Fun MySQL fact of the day: slowest sort

While we discussed yesterday that filesort can use different sorting algorithms depending on variables, we didn't discuss the various modes that filesort has. The behaviour of these modes can even make the sorting algorithm filesort chooses seem pretty unimportant.

Today, we're going to maximise fun and consider the worst-case filesort scenario, and to do that we first need to consider the MySQL variable, max_length_for_sort_data, which defaults to 1024 (bytes). During a filesort operation, MySQL will evaluate if the size of the row plus the size of the sort key exceeds max_length_for_sort_data.

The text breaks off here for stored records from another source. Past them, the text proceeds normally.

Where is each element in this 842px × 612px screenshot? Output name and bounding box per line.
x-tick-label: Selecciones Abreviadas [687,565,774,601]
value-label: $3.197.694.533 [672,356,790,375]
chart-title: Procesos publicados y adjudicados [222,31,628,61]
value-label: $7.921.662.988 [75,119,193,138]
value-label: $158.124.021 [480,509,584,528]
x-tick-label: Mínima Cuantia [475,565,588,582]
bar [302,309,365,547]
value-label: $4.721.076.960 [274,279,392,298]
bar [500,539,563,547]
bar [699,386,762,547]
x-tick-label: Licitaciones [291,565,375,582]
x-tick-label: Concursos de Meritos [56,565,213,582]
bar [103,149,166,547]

Of course, this is the maximum size of the row, so a VARCHAR(255) with the 4-byte utf8 character set accounts for 1020 bytes, and that plus just one other 4-byte column, for example, would exceed the default max_length_for_sort_data. When this happens, filesort chooses a <sort_key, rowid> mode, which is a 3-part operation:

  1. MySQL will request a result set from the storage engine to fulfil the sort_key in addition to the row's primary key value (rowid) for all candidate rows.
  2. MySQL will then sort the rows by sort_key.
  3. MySQL will then read each row from the storage engine in sort order (i.e. not index order) using rowid.

As you can imagine, this is a pretty expensive operation, and I hope your key take-away is that when you can't leverage index optimised sorting, you should try to keep your sort keys as small as possible, and especially smaller than max_length_for_sort_data.